“We leave something of ourselves behind when we leave a place, we stay there, even though we go away. And there are things in us that we can find again only by going back there.”Pascal Mercier
My earliest memories stretch back to when I lived in Pachuca, Hidalgo, Mexico. This was the beautiful city I was born in and raised until the age of 9. My childhood, for the most part, was filled with fun and happy memories. It was a time that I spent with family and friends either in school, home or at family gatherings. That was my life, one I embraced as a young girl.
My family and I lived in a small house that sat in one of the main streets in Pachuca. Our front yard was well maintained by my parents, full of roses, flowers and other beautiful plants that would brighten up our home. Our house had one bedroom, a living room split in half to accommodate another bed for my sister and me, and a kitchen. Even though it was small, it was all we needed because it was a home where there was love, laughter, connection…where we belonged.
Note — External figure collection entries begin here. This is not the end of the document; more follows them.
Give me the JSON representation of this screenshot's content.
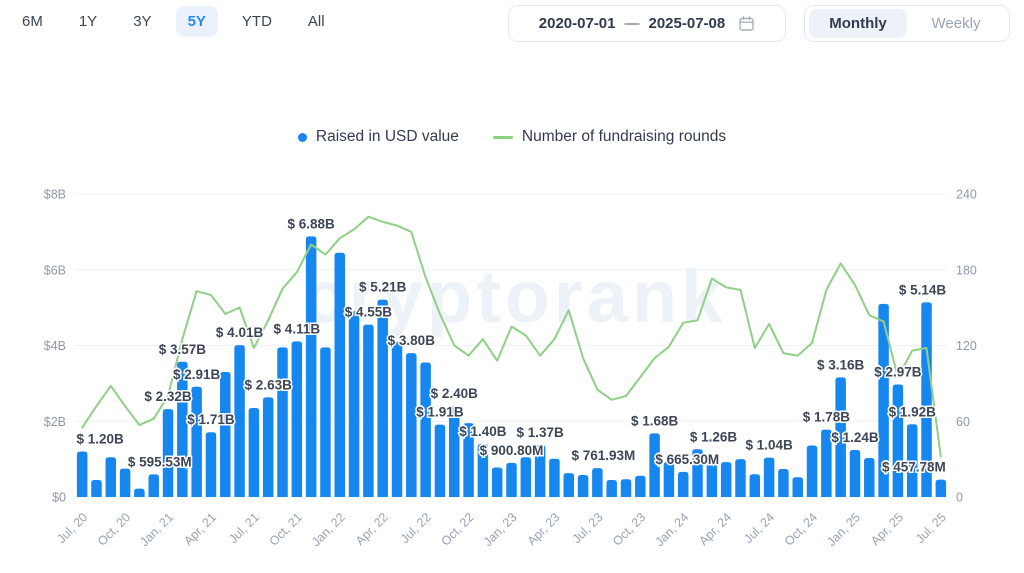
{
  "toolbar": {
    "ranges": [
      {
        "label": "6M",
        "active": false
      },
      {
        "label": "1Y",
        "active": false
      },
      {
        "label": "3Y",
        "active": false
      },
      {
        "label": "5Y",
        "active": true
      },
      {
        "label": "YTD",
        "active": false
      },
      {
        "label": "All",
        "active": false
      }
    ],
    "date_range": {
      "start": "2020-07-01",
      "separator": "—",
      "end": "2025-07-08"
    },
    "granularity": [
      {
        "label": "Monthly",
        "active": true
      },
      {
        "label": "Weekly",
        "active": false
      }
    ]
  },
  "legend": [
    {
      "label": "Raised in USD value",
      "marker": "dot",
      "color": "#1787f0"
    },
    {
      "label": "Number of fundraising rounds",
      "marker": "line",
      "color": "#8fcf86"
    }
  ],
  "watermark": "cryptorank",
  "colors": {
    "bar": "#1787f0",
    "line": "#8fcf86",
    "grid": "#eef1f5",
    "axis_text": "#8f99ab",
    "tick_text": "#99a3b4",
    "bar_label": "#3d4657",
    "accent": "#268af6",
    "watermark": "#edf1f8"
  },
  "chart_data": {
    "type": "bar",
    "title": "Crypto fundraising: raised USD value (bars) and number of fundraising rounds (line), monthly",
    "x": [
      "2020-07",
      "2020-08",
      "2020-09",
      "2020-10",
      "2020-11",
      "2020-12",
      "2021-01",
      "2021-02",
      "2021-03",
      "2021-04",
      "2021-05",
      "2021-06",
      "2021-07",
      "2021-08",
      "2021-09",
      "2021-10",
      "2021-11",
      "2021-12",
      "2022-01",
      "2022-02",
      "2022-03",
      "2022-04",
      "2022-05",
      "2022-06",
      "2022-07",
      "2022-08",
      "2022-09",
      "2022-10",
      "2022-11",
      "2022-12",
      "2023-01",
      "2023-02",
      "2023-03",
      "2023-04",
      "2023-05",
      "2023-06",
      "2023-07",
      "2023-08",
      "2023-09",
      "2023-10",
      "2023-11",
      "2023-12",
      "2024-01",
      "2024-02",
      "2024-03",
      "2024-04",
      "2024-05",
      "2024-06",
      "2024-07",
      "2024-08",
      "2024-09",
      "2024-10",
      "2024-11",
      "2024-12",
      "2025-01",
      "2025-02",
      "2025-03",
      "2025-04",
      "2025-05",
      "2025-06",
      "2025-07"
    ],
    "series": [
      {
        "name": "Raised in USD value",
        "type": "bar",
        "unit": "USD billions",
        "values": [
          1.2,
          0.45,
          1.05,
          0.75,
          0.22,
          0.596,
          2.32,
          3.57,
          2.91,
          1.71,
          3.3,
          4.01,
          2.35,
          2.63,
          3.95,
          4.11,
          6.88,
          3.95,
          6.45,
          4.9,
          4.55,
          5.21,
          4.1,
          3.8,
          3.55,
          1.91,
          2.4,
          1.95,
          1.4,
          0.78,
          0.9,
          1.05,
          1.37,
          1.01,
          0.63,
          0.58,
          0.762,
          0.45,
          0.47,
          0.56,
          1.68,
          0.92,
          0.665,
          1.26,
          0.87,
          0.92,
          1.0,
          0.6,
          1.04,
          0.74,
          0.52,
          1.36,
          1.78,
          3.16,
          1.24,
          1.03,
          5.1,
          2.97,
          1.92,
          5.14,
          0.458
        ]
      },
      {
        "name": "Number of fundraising rounds",
        "type": "line",
        "unit": "rounds",
        "values": [
          55,
          72,
          88,
          72,
          57,
          62,
          80,
          125,
          163,
          160,
          145,
          150,
          118,
          140,
          165,
          178,
          200,
          192,
          205,
          212,
          222,
          218,
          215,
          210,
          174,
          145,
          120,
          112,
          125,
          108,
          135,
          128,
          112,
          125,
          148,
          110,
          85,
          77,
          80,
          95,
          110,
          119,
          138,
          140,
          173,
          166,
          164,
          118,
          137,
          114,
          112,
          122,
          164,
          185,
          168,
          144,
          139,
          95,
          116,
          118,
          32
        ]
      }
    ],
    "bar_labels": {
      "0": "$ 1.20B",
      "5": "$ 595.53M",
      "6": "$ 2.32B",
      "7": "$ 3.57B",
      "8": "$ 2.91B",
      "9": "$ 1.71B",
      "11": "$ 4.01B",
      "13": "$ 2.63B",
      "15": "$ 4.11B",
      "16": "$ 6.88B",
      "20": "$ 4.55B",
      "21": "$ 5.21B",
      "23": "$ 3.80B",
      "25": "$ 1.91B",
      "26": "$ 2.40B",
      "28": "$ 1.40B",
      "30": "$ 900.80M",
      "32": "$ 1.37B",
      "36": "$ 761.93M",
      "40": "$ 1.68B",
      "42": "$ 665.30M",
      "43": "$ 1.26B",
      "48": "$ 1.04B",
      "52": "$ 1.78B",
      "53": "$ 3.16B",
      "54": "$ 1.24B",
      "57": "$ 2.97B",
      "58": "$ 1.92B",
      "59": "$ 5.14B",
      "60": "$ 457.78M"
    },
    "label_offsets": {
      "0": 18,
      "5": 6,
      "36": 6,
      "42": 4,
      "43": 16,
      "59": -4,
      "60": -27
    },
    "xlabel": "",
    "ylabel_left": "Raised in USD value",
    "ylabel_right": "Number of fundraising rounds",
    "y_left": {
      "ticks": [
        "$0",
        "$2B",
        "$4B",
        "$6B",
        "$8B"
      ],
      "min": 0,
      "max": 8,
      "unit": "USD billions"
    },
    "y_right": {
      "ticks": [
        "0",
        "60",
        "120",
        "180",
        "240"
      ],
      "min": 0,
      "max": 240,
      "unit": "rounds"
    },
    "x_tick_labels": [
      "Jul, 20",
      "Oct, 20",
      "Jan, 21",
      "Apr, 21",
      "Jul, 21",
      "Oct, 21",
      "Jan, 22",
      "Apr, 22",
      "Jul, 22",
      "Oct, 22",
      "Jan, 23",
      "Apr, 23",
      "Jul, 23",
      "Oct, 23",
      "Jan, 24",
      "Apr, 24",
      "Jul, 24",
      "Oct, 24",
      "Jan, 25",
      "Apr, 25",
      "Jul, 25"
    ],
    "x_tick_every": 3,
    "grid": true,
    "legend_position": "top-center"
  }
}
Unfortunately, our financial situation pushed my family to seek something outside of our beloved home. The search for a better life was not easy. Needing something better meant it would take us away from what we knew, what we loved and what we were comfortable with.
My family prepared for a new journey, one that would force us to leave part of ourselves behind.
The Day We Left Home
This new journey was unlike any other, it was one where leaving everything behind was our only option. It wasn’t enough to just leave the city we knew so well…oh no! My family knew that our best option was to leave our country, our querido Mexico behind and migrate to the United States and unfortunately, not in the best, most accepted way.
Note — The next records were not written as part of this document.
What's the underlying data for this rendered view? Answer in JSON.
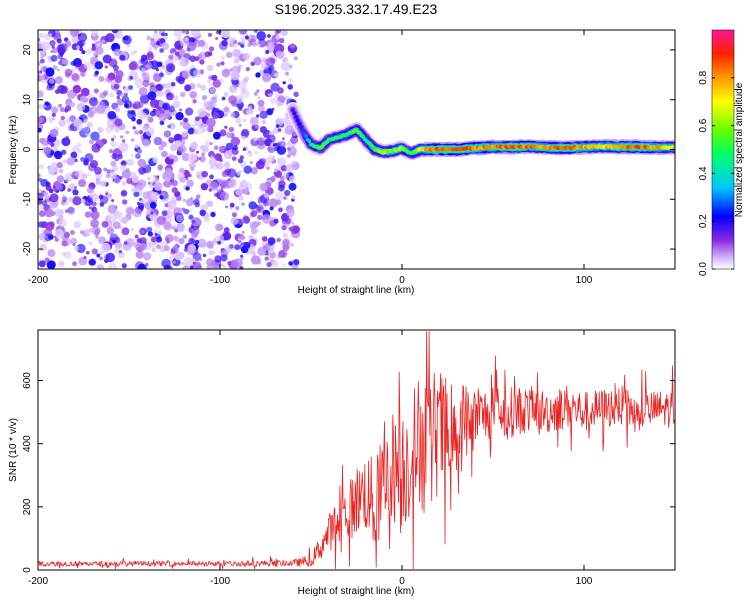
{
  "title": "S196.2025.332.17.49.E23",
  "colors": {
    "snr_line": "#ee2222",
    "axis": "#000000"
  },
  "chart_data": [
    {
      "type": "heatmap",
      "title": "S196.2025.332.17.49.E23",
      "xlabel": "Height of straight line (km)",
      "ylabel": "Frequency (Hz)",
      "xlim": [
        -200,
        150
      ],
      "ylim": [
        -24,
        24
      ],
      "xticks": [
        -200,
        -100,
        0,
        100
      ],
      "xtick_labels": [
        "-200",
        "-100",
        "0",
        "100"
      ],
      "yticks": [
        -20,
        -10,
        0,
        10,
        20
      ],
      "ytick_labels": [
        "-20",
        "-10",
        "0",
        "10",
        "20"
      ],
      "noise_region": {
        "x_from": -200,
        "x_to": -58,
        "description": "scattered low-amplitude purple noise"
      },
      "ridge": {
        "x": [
          -60,
          -55,
          -50,
          -45,
          -40,
          -35,
          -30,
          -25,
          -20,
          -15,
          -10,
          -5,
          0,
          5,
          10,
          15,
          20,
          30,
          40,
          50,
          60,
          70,
          80,
          90,
          100,
          110,
          120,
          130,
          140,
          150
        ],
        "frequency": [
          8,
          4,
          1,
          0.3,
          2,
          2.5,
          3,
          4,
          2,
          0,
          -0.5,
          -0.3,
          0.3,
          -0.8,
          0,
          0,
          0,
          0,
          0.3,
          0.5,
          0.5,
          0.6,
          0.4,
          0.3,
          0.5,
          0.6,
          0.5,
          0.5,
          0.4,
          0.4
        ],
        "amplitude": [
          0.2,
          0.25,
          0.45,
          0.6,
          0.5,
          0.55,
          0.55,
          0.6,
          0.5,
          0.6,
          0.7,
          0.65,
          0.7,
          0.5,
          0.75,
          0.9,
          0.95,
          0.95,
          0.9,
          0.85,
          0.95,
          0.9,
          0.85,
          0.95,
          0.85,
          0.8,
          0.9,
          0.95,
          0.85,
          0.8
        ]
      },
      "colorbar": {
        "label": "Normalized spectral amplitude",
        "range": [
          0,
          1
        ],
        "ticks": [
          0.0,
          0.2,
          0.4,
          0.6,
          0.8
        ],
        "tick_labels": [
          "0.0",
          "0.2",
          "0.4",
          "0.6",
          "0.8"
        ],
        "colormap": "purple-blue-cyan-green-yellow-orange-red-magenta"
      }
    },
    {
      "type": "line",
      "xlabel": "Height of straight line (km)",
      "ylabel": "SNR (10 * v/v)",
      "xlim": [
        -200,
        150
      ],
      "ylim": [
        0,
        760
      ],
      "xticks": [
        -200,
        -100,
        0,
        100
      ],
      "xtick_labels": [
        "-200",
        "-100",
        "0",
        "100"
      ],
      "yticks": [
        0,
        200,
        400,
        600
      ],
      "ytick_labels": [
        "0",
        "200",
        "400",
        "600"
      ],
      "series": [
        {
          "name": "SNR",
          "color": "#ee2222",
          "envelope_x": [
            -200,
            -150,
            -100,
            -60,
            -50,
            -45,
            -40,
            -35,
            -30,
            -25,
            -20,
            -15,
            -10,
            -5,
            0,
            5,
            10,
            15,
            20,
            25,
            30,
            40,
            50,
            60,
            70,
            80,
            90,
            100,
            110,
            120,
            130,
            140,
            150
          ],
          "envelope_y": [
            20,
            20,
            20,
            22,
            30,
            70,
            120,
            150,
            180,
            220,
            250,
            200,
            280,
            330,
            320,
            360,
            420,
            380,
            450,
            420,
            460,
            480,
            500,
            500,
            510,
            500,
            520,
            500,
            510,
            520,
            500,
            510,
            510
          ],
          "variability": [
            8,
            8,
            8,
            10,
            20,
            40,
            60,
            80,
            90,
            110,
            130,
            150,
            160,
            180,
            200,
            200,
            220,
            250,
            200,
            180,
            150,
            100,
            80,
            80,
            75,
            70,
            70,
            65,
            65,
            65,
            60,
            60,
            60
          ]
        }
      ]
    }
  ]
}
My father began this journey on his own at first but a few months later, it was decided we would join him as well. At this time, my mom was left with the duty to prepare, physically, emotionally and mentally for the venture ahead.
My mom was instructed that all we would carry with us would be a small backpack each. I often think of what this might have been like for my mom. I mean, think about that….think about having to walk through the place that you have called home for years and only being able to choose just a few things. What would you pack? What are the most meaningful things that you could carry inside this bag? As a young girl, I did not understand the pain that came with this. Having to say goodbye to your home.
Nevertheless, we packed, we left our sweet home and made our way up north. Over the course of a month, we made our way across to the United States. At this point, there was no turning back as we were moving along with the future in mind.
Living With a Void
Living in a new place in a new country, with new people and a new language was hard. It was challenging being expected to assimilate to this new life and even though it was no simple task, my family and I accepted this as our new reality. Soon enough I started to enjoy my new home, school and friends. I did my best to adapt but deep down I knew there was something missing.
I sit and think about my life back in Mexico. Yes, I was pretty young but still have good memory of what life was like. The beauty of being with family, friends and of being in a place that brought joy and peace. I often wonder what my life would be like, my house, my friends…where are they now? Do they think of me? So many questions that I will never know the answers to. The reality is, we lose a part of us, a part of our being, a part of who we are.
Perhaps one of the hardest things to witness, is my parents’ suffering. I can see and feel the hurt they carry of missing their home, traditions, culture. Sure, we do our best to carry that on here but it will never replace the feeling and the “being” back at home. The family gatherings and celebrations that are missed or worse…funerals and not being able to say goodbye or have any closure because of the distance between here and our home. It’s a void, too real and too painful but one that we learn to live with.
The reality is, our home, our people, our family will always hold a special place in our hearts. No matter the time and the distance, we will always exist in this place even if it’s only in our minds and hearts. While we accept and embrace where we are today, we will never forget what was left behind.